How to Get the Pattern
To get this pattern, you must either be a free newsletter subscriber or have purchased a gallery access pass. Then click your preferred option from the buttons below. Existing newsletter subscribers should look at the bottom of the most recent Friday newsletter for the current free pattern gallery password. If you purchased the all access pass you’ll log in to your shop account to download the pattern. Note that the free version of the pattern does not have printable instructions so you’ll need to refer to this post for instructions.
How to Make a Cord Keeper
To sew a cord keeper, watch the video below or on YouTube here if the video won’t load for some reason. Written instructions appear under the video.
Time needed: 10 minutes
How to Make a Cord Keeper
- Print the cord keeper template
See directions above to get the free pdf sewing pattern
- Cut out your fabric
Cut 2 pieces of fabric using the cord wrapper template. You can use two of the same fabric or two different fabrics to make a reversible cord keeper. You can also add fusible interfacing to the wrong side of one or both pieces of fabric to make a firmer cord keeper.

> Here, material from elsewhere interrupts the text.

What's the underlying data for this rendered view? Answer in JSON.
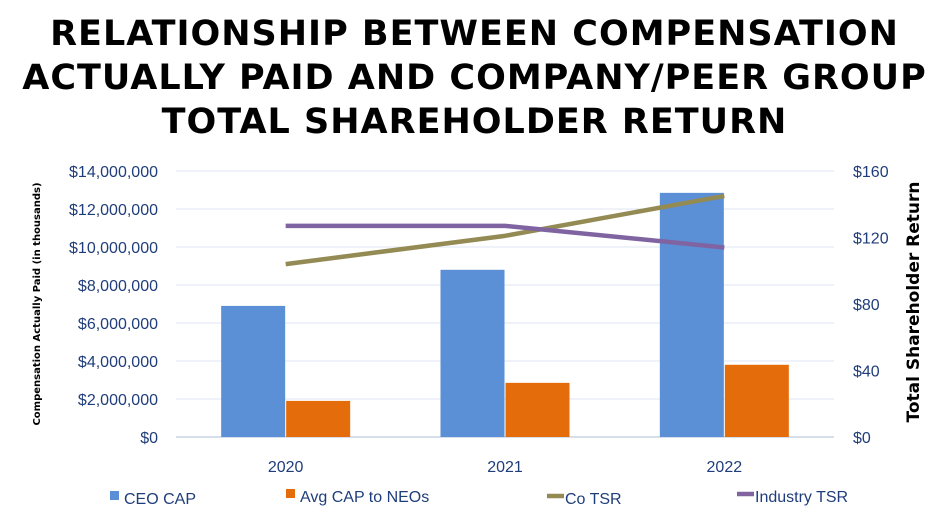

- Place fabric right sides together and stitch
Use 1/4 inch seam allowances to stitch the pieces together, leaving a gap on one long side for turning
- Clip corners
Cut close to the stitching at the corners to reduce bulk.
- Turn cord keeper right sides out and press
You might want to use a chopstick or stiletto point presser to make sure you get the seams pushed all the way out. Press with an iron.
Topstitch around the edges to reinforce and keep cord wrapper flatter.
- Apply hook and loop tape (Velcro) pieces to the ends
Sew one square of velcro at one end, then flip the keeper over and sew the other square on the opposite end.
Cord Keeper Uses
You can use these DIY cord keepers in several ways. They’re great for wrapping charger cords and to keep a brick with a charger cord. They’re a tiny bit too long for wired earbuds, but if you make a shorter wrap they work well for that. This size is long enough for me to use on indoor extension cords. If you need a longer cord wrap to go around very long outdoor extension cords you can lengthen the pattern. They can be used with audio, laptop or TV cables. If you’re giving these as a gift, they also pair well with whatever you want them to help untangle. If your kids lose phone chargers like mine do, a cord wrap with an extra phone charger is a perfect stocking stuffer.